Sarah Baartman through Schitt's Creek: An Introduction to Gender and Popular Culture
Course Code
GNSE 21503 91
Course Description
Throughout the twentieth century, numerous theorists have argued that genders are learned, enacted, and ascribed identities, worked out through interaction. As such, the production of gender as category is carried out in relation to cultural models and artifacts people use to make sense of, model and reject gendered identities, characteristics, and roles. This undergraduate course takes popular culture, including film, television, literature, and social media, as a starting point for understanding the often taken-for granted characteristics deemed gendered in Western culture and elsewhere. Attending to race, class, sexuality, age, and other social categorizations throughout, we will marry gender and queer theory with works on representation and postfeminism, attending particularly to how ethnographic works have apprehended the role of media in producing, propagating, contesting, and distilling cultural notions of gender.

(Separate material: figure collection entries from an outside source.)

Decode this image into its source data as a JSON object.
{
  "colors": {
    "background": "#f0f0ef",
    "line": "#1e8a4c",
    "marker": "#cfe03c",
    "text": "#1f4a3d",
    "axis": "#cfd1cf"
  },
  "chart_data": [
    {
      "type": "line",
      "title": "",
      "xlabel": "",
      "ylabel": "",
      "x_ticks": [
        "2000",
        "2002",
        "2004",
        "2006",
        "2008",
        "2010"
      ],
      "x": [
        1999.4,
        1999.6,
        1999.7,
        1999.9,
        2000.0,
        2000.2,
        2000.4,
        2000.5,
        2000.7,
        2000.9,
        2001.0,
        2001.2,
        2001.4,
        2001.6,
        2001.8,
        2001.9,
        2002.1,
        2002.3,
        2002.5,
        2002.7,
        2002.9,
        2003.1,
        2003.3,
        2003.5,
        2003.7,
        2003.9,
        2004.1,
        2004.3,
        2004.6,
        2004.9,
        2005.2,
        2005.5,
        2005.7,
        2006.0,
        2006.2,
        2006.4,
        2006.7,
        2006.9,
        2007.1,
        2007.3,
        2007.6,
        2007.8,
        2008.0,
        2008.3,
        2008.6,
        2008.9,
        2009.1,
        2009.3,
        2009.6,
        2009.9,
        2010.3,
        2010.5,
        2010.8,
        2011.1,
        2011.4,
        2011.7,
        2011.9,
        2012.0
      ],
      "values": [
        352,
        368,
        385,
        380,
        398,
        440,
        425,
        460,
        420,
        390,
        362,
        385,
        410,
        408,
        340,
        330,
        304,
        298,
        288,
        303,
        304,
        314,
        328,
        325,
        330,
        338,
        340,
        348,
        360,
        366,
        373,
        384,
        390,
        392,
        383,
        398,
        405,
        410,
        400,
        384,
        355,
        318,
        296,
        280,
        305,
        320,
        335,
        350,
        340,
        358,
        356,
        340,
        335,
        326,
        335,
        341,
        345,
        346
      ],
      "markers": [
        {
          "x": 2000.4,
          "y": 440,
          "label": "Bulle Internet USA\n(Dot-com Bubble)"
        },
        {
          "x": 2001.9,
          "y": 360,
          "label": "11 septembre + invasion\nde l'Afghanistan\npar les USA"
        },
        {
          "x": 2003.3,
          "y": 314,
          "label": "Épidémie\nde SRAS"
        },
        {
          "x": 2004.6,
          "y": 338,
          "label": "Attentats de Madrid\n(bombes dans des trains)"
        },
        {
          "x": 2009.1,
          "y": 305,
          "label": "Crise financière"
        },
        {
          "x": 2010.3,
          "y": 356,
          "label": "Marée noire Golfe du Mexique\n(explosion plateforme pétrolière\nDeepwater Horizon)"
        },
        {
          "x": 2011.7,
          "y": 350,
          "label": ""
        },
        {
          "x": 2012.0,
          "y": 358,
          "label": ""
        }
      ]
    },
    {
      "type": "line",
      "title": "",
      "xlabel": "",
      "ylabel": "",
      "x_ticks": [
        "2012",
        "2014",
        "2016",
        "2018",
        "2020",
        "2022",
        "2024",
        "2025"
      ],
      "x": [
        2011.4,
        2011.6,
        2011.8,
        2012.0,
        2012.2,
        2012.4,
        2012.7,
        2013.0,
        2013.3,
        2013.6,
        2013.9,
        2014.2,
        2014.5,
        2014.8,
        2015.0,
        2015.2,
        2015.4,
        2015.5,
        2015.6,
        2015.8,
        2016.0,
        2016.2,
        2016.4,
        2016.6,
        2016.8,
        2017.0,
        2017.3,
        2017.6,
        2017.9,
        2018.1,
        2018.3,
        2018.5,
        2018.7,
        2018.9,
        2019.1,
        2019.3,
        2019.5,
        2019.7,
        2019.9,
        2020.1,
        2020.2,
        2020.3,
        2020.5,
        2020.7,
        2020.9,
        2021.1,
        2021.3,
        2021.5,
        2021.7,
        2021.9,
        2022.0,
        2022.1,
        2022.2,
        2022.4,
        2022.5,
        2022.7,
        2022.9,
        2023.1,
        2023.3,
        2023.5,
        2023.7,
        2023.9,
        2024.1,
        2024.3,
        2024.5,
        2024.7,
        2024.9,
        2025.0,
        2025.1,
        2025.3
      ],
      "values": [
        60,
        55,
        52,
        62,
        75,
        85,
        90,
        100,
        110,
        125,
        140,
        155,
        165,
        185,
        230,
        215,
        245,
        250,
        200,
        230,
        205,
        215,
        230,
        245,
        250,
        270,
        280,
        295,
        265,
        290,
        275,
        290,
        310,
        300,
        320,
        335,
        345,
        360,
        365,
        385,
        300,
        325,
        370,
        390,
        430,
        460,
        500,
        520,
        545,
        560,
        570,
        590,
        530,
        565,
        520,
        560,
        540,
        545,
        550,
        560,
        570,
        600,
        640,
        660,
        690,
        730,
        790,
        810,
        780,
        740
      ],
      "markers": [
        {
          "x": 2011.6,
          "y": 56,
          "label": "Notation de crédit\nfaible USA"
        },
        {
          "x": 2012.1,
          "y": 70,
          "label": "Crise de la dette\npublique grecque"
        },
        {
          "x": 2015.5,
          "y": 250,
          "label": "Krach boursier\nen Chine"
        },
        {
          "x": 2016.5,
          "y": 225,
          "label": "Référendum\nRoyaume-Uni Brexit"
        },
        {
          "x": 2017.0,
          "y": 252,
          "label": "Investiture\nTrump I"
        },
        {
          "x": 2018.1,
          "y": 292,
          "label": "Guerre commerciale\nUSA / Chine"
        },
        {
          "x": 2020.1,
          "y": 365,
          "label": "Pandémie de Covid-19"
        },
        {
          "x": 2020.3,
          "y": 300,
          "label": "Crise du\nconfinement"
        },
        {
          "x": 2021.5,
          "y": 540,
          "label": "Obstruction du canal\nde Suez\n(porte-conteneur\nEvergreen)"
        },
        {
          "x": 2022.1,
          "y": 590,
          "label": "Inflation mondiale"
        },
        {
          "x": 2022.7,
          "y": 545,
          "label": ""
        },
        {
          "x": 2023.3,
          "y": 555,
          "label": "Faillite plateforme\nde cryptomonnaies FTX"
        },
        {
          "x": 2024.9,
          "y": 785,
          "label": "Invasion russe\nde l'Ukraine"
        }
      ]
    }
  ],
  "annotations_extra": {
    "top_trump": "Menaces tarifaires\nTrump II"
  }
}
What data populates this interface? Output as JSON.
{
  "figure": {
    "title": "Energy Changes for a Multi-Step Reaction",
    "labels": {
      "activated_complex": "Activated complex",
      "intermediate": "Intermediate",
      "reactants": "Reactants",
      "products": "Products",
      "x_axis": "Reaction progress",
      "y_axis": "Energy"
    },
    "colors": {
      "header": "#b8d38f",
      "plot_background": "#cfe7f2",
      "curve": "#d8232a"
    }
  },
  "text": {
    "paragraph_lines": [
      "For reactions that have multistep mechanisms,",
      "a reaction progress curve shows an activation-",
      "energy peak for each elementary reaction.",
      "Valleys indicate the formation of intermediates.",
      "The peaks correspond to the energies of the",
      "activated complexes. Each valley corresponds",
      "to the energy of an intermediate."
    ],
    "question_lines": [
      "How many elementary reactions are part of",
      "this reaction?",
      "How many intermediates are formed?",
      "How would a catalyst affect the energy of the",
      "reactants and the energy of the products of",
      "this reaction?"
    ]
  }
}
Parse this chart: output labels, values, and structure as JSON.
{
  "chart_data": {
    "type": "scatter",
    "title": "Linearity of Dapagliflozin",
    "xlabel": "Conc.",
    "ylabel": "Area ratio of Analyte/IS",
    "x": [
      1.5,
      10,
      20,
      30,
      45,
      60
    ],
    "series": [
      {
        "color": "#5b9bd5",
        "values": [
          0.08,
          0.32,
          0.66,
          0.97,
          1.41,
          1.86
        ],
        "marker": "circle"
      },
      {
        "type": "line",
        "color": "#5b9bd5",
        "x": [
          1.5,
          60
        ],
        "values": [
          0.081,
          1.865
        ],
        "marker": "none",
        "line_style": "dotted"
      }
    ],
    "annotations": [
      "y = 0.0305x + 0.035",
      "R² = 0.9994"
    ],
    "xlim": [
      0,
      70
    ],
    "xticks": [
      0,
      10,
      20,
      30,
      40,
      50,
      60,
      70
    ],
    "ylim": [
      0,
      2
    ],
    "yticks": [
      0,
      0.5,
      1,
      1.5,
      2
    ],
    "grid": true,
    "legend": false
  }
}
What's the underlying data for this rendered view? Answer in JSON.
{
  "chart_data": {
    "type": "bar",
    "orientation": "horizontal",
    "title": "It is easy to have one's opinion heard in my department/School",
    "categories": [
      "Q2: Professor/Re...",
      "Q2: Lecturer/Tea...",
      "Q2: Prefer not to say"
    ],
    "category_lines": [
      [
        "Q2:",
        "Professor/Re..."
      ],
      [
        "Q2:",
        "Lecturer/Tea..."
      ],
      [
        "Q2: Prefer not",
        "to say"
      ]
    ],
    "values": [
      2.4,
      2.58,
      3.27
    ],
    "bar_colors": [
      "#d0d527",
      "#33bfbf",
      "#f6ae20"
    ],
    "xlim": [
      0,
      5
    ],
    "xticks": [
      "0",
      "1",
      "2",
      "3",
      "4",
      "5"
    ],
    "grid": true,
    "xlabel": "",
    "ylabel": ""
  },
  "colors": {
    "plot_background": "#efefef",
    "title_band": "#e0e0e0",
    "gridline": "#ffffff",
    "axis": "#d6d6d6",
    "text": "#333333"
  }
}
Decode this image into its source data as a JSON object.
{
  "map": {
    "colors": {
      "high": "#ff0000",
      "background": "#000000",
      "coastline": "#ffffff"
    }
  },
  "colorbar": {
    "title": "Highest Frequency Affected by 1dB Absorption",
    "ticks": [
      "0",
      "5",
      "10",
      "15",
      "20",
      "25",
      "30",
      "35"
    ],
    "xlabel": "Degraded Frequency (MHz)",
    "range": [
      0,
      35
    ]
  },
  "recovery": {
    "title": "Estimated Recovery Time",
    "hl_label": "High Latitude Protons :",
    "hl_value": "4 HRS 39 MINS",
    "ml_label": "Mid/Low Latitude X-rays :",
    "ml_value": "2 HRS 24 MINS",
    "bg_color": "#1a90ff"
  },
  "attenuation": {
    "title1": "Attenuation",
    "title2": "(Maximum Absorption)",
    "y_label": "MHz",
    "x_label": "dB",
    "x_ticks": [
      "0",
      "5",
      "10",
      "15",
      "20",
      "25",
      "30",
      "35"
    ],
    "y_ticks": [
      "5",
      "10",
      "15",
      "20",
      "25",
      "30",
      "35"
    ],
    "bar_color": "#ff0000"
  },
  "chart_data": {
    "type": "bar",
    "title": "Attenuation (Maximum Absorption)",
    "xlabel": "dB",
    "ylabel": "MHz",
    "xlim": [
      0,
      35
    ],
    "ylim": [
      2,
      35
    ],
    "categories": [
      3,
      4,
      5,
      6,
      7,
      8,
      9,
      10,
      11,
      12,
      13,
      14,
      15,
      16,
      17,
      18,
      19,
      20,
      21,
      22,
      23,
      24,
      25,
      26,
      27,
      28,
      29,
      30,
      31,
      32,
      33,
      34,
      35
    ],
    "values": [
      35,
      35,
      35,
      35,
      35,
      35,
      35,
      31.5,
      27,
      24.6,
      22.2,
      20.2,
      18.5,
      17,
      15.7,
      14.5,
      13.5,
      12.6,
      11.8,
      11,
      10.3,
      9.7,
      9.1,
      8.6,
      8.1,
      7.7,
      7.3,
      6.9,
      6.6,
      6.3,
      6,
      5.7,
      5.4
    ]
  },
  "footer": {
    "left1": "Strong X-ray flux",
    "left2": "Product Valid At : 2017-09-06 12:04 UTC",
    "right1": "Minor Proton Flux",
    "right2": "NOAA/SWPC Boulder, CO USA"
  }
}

While we will heavily examine widely-disseminated, economically-powerful imagery, we will also attend closely to alternative, resistant, and activist media, and to creative consumption or reparative reading. This class will meet online for nine synchronous sessions.
Course Criteria
The course fills major requirements for students in gender and sexuality studies and is cross-listed with anthropology, thereby filling a major requirement there.
This course is primarily comprised of undergraduate students. A select number of places are reserved for advanced high school students.